Les industries de défense se préparent à un regain de commandes

La frégate multi-missions française (FREMM) « Auvergne D654 » entrant dans le port d’Odessa (Ukraine), le 24 décembre 2021. La frégate multi-missions française (FREMM) « Auvergne D654 » entrant dans le port d’Odessa (Ukraine), le 24 décembre 2021.

La guerre est de retour sur le Vieux Continent et avec elle s’ouvre une ère de réarmement accéléré en Europe. De nombreux gouvernements ont annoncé de fortes augmentations de leurs budgets militaires, comme l’Allemagne (+ 100 milliards d’euros) et la Suède, qui passera ses dépenses de 1,3 % à 2 % du PIB et envisage une intégration dans l’OTAN, comme son voisin finlandais. En France, avant l’invasion russe de l’Ukraine, la loi de programmation militaire (LPM) 2019-2025 avait prévu de porter son effort de 40,9 milliards cette année à 50 milliards en 2025 (soit 2,5 % du PIB), à raison de 3 milliards supplémentaires par an. Cette loi de rattrapage pourrait être suivie d’une programmation plus ambitieuse à partir de 2025, Emmanuel Macron ayant annoncé, le 2 mars, qu’il « amplifiera l’investissement dans sa défense ».

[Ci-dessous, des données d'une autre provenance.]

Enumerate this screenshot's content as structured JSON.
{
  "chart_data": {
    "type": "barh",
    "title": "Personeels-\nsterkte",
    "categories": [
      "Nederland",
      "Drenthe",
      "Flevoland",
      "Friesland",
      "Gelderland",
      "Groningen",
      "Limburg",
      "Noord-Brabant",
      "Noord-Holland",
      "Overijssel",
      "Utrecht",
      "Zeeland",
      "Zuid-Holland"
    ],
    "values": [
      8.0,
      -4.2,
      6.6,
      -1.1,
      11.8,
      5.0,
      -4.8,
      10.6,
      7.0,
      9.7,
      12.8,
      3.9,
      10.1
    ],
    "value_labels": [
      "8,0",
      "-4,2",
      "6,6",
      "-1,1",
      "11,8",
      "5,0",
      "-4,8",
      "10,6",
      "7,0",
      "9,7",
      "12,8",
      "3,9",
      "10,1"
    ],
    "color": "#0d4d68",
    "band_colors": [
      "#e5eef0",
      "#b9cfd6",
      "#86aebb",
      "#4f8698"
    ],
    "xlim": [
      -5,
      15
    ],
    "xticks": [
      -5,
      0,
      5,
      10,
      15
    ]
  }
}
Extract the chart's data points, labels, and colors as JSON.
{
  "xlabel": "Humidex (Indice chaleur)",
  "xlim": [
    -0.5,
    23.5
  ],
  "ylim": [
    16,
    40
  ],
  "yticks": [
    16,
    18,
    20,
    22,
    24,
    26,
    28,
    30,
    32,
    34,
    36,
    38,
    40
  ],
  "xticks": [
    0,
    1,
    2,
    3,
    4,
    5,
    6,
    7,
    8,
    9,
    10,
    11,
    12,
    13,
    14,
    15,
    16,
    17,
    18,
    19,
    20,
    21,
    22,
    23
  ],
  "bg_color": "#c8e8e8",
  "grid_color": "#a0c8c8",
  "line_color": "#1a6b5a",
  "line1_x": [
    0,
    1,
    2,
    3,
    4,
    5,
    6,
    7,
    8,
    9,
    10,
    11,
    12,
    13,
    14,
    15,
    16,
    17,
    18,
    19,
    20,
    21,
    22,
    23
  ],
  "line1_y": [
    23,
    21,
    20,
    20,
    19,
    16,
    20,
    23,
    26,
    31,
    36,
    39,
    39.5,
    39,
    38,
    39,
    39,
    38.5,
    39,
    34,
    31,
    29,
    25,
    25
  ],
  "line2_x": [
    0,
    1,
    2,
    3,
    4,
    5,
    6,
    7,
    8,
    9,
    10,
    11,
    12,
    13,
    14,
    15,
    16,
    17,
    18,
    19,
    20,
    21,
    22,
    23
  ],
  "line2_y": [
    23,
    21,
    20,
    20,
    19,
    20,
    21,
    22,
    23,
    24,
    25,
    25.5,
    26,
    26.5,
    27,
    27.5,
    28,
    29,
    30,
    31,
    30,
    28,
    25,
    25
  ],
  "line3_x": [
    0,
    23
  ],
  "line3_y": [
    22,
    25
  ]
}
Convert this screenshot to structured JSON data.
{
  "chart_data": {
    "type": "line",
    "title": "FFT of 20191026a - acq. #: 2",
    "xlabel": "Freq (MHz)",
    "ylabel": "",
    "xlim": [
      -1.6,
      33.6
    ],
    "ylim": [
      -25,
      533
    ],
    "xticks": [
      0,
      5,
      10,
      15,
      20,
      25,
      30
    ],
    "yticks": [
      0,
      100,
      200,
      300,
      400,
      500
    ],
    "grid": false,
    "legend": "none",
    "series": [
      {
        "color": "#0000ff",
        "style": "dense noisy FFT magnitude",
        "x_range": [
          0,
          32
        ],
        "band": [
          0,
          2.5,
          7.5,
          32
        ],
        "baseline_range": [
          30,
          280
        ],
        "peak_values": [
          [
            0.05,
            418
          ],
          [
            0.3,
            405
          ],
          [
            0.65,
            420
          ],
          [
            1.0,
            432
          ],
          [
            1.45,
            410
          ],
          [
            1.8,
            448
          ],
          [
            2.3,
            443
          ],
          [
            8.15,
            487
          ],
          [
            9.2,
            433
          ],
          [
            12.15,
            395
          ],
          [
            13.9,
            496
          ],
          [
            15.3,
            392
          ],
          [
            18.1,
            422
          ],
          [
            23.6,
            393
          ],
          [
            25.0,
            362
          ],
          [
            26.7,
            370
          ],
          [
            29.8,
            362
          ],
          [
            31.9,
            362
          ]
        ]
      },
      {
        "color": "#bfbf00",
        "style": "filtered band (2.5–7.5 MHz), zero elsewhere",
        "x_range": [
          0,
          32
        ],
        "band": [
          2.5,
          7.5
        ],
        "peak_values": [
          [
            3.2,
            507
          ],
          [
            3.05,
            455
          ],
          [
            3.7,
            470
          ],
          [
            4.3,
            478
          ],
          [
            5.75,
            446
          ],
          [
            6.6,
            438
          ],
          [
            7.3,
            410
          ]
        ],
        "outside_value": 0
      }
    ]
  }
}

C’est toute l’industrie européenne – mais aussi américaine – qui en profitera. Notamment Dassault Aviation (Rafale), Airbus (avions de combat et de transport, drones), Thales (radars, sonars, cybersécurité…), Nexter (blindés et armement terrestre…), MBDA (missiles), Naval Group (frégates, sous-marins…) et les milliers de PME et d’ETI qui fournissent les armées. Une base industrielle et technologique de défense qui emploie 200 000 personnes dans l’Hexagone et irrigue des territoires souvent éloignés des métropoles.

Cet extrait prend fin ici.